Talvez isso justifique
que raros poetas não permitam a completa extinção da espécie. Floriano Martins é
um desses raros escultores da palavra. Um poeta atento e ético, apegado desde cedo
à leitura; a uma descoberta do mundo pela formalidade e criação da linguagem. Em
seu novo livro Alma em chamas,
uma obra que levou dez anos para ser construída, Floriano revela o zelo com a linguagem,
comportamento típico de um diletante profissional.
A poesia não
pode ser considerada sua morada, pois o poeta vive de aventura, de caminhadas por
mundos recônditos e íntimos. Alma em chamas revela uma aventura em reconstruir a
visceralidade da escrita poética, fugindo dos temas conjunturais e penetrando em
problemas da linguagem e do homem moderno.
E se você leitor
conseguiu atravessar esses íngremes parágrafos, dê chance a você mesmo, leia algo
desinteressante como poesia, como a entrevista que vem logo a seguir. Assim, quem
sabe, a gente passa a deixar de lado tanta coisa que interessa, mas que não tem
a menor importância. [EN]
EN Você teve desde cedo o
contato com os livros e em seguida o distanciamento da sua geração. Para o exercício
do poeta é preciso esse isolamento do senso comum?
FM Não sei se é
necessário. Pode haver condições benéficas ou não. Tudo depende muito de que circunstâncias
vive a geração. Às vezes, se tem a sorte de viver numa geração riquíssima e isso
pode lhe trazer muitos benefícios, mas também se tem verdadeiros empastelamentos,
momentos de transição, então não há muito a oferecer. De qualquer forma as duas
coisas são importantes: o distanciamento teve uma importância pelo fato de ter permitido
ler muitos livros e a minha geração não tinha muito o que oferecer. A minha geração
é dos anos 70, no qual vivíamos toda aquela celeuma em torno da geração mimeógrafo,
que é na verdade um brutal retrocesso. Embora muitos críticos tenham ressaltado
aquilo como um ponto a mais, um momento de salto na literatura, na verdade tudo
ficou empastelado. Passados mais de vinte anos, percebe-se que não ficou nada daquela
geração. Sabe-se que alguns nomes funcionam como falsos mitos, mas em termos de
obra literária não há nada de substancial originado por aquela geração.

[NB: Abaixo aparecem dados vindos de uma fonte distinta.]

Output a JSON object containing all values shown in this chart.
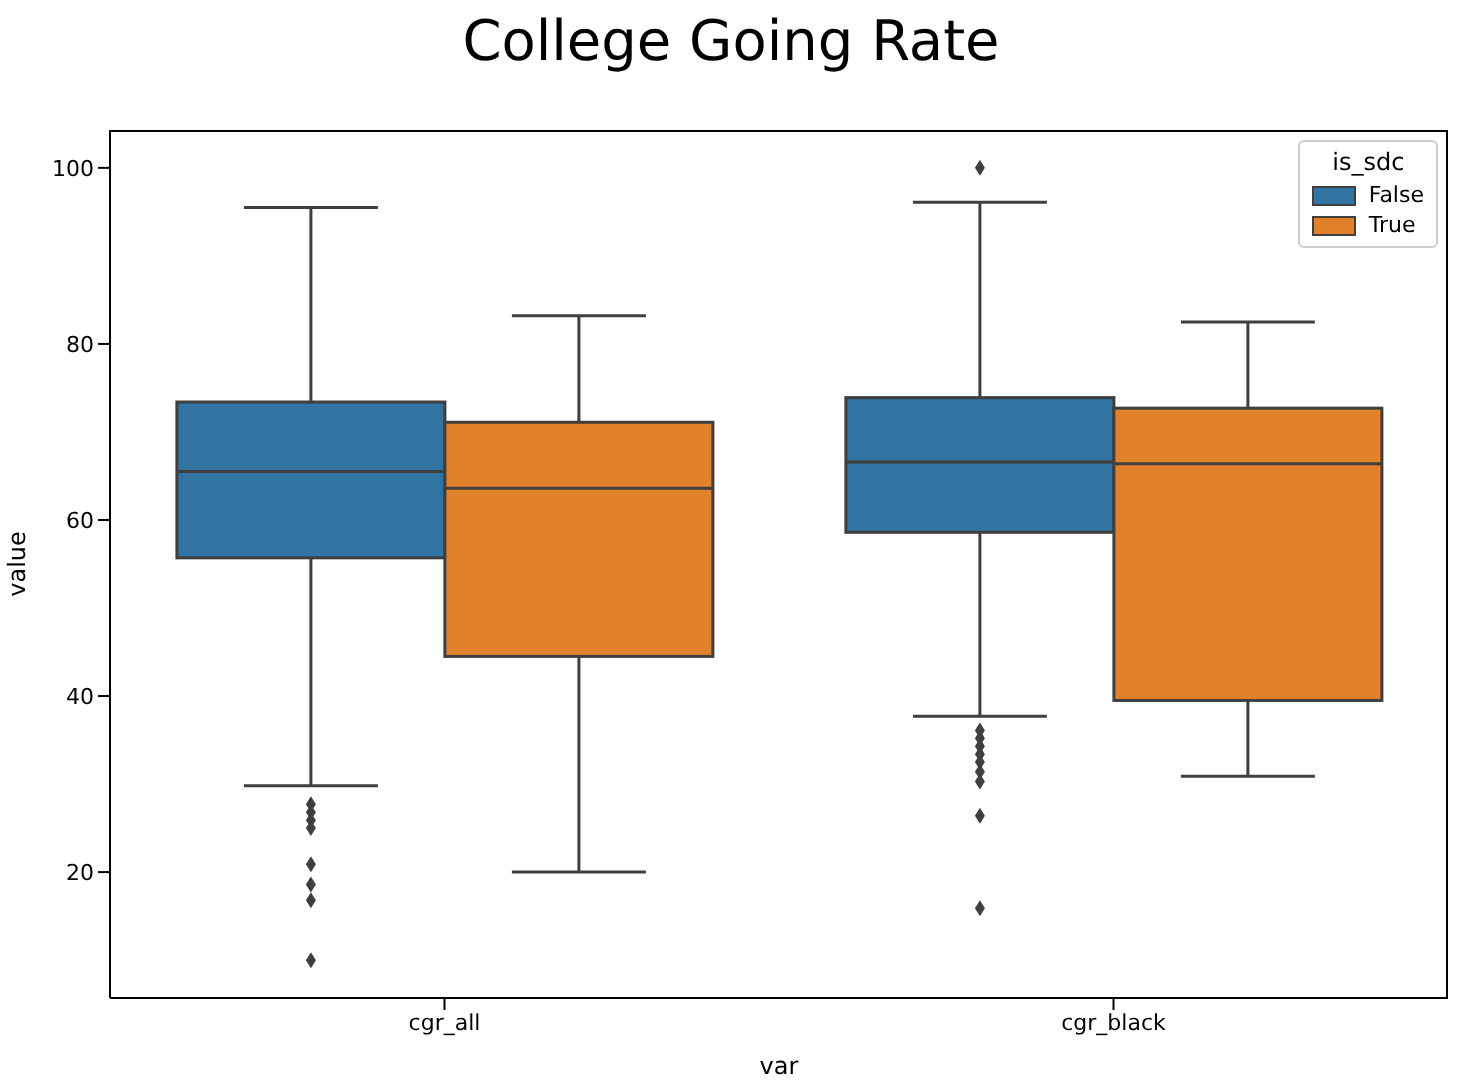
{
  "chart_data": {
    "type": "box",
    "title": "College Going Rate",
    "xlabel": "var",
    "ylabel": "value",
    "legend_title": "is_sdc",
    "categories": [
      "cgr_all",
      "cgr_black"
    ],
    "series": [
      {
        "name": "False",
        "color": "#3274a1",
        "boxes": [
          {
            "low": 29.8,
            "q1": 55.7,
            "median": 65.5,
            "q3": 73.4,
            "high": 95.5,
            "outliers": [
              27.7,
              26.8,
              25.9,
              25,
              20.9,
              18.6,
              16.8,
              10
            ]
          },
          {
            "low": 37.7,
            "q1": 58.6,
            "median": 66.6,
            "q3": 73.9,
            "high": 96.1,
            "outliers": [
              100,
              36.1,
              35.2,
              34.3,
              33.4,
              32.5,
              31.4,
              30.3,
              26.4,
              15.9
            ]
          }
        ]
      },
      {
        "name": "True",
        "color": "#e1812c",
        "boxes": [
          {
            "low": 20,
            "q1": 44.5,
            "median": 63.6,
            "q3": 71.1,
            "high": 83.2
          },
          {
            "low": 30.9,
            "q1": 39.5,
            "median": 66.4,
            "q3": 72.7,
            "high": 82.5
          }
        ]
      }
    ],
    "ylim": [
      5.7,
      104.3
    ],
    "yticks": [
      20,
      40,
      60,
      80,
      100
    ],
    "legend": "top right"
  }
}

EN No seu caso o distanciamento
e a leitura demarcaram uma trajetória importante para o aparecimento do Floriano
poeta. É possível ter uma ideia de que é feito a textura da poesia. Ou cada poeta
tem sua forma, seus mistérios?
FM A poesia é tão
diáfana, que talvez a sua substância venha exatamente
dessa diafanidade, quase que invisível, ininteligível, intocável. Essa é a sua grande
substância. Mas é evidente que vem também de leituras, vem de diálogos com o mundo,
de experiências, mas nada que possa pensar como sendo uma coisa sobre a outra.
EN No seu livro, Alma
em chamas, qual a substância que o constitui?
FM O Alma em chamas reúne todo o desdobramento
do fazer poético que aprendi durante esses últimos anos. Evidentemente essa obra
não está aí no sentido de encerrar círculo ou ser testamento poético ou coisa do
gênero. Nesse livro eu jogo todo o manancial de experiências que colhi durante esses
anos, daí o fato de ser um livro não só extenso, mas complexo na sua tessitura.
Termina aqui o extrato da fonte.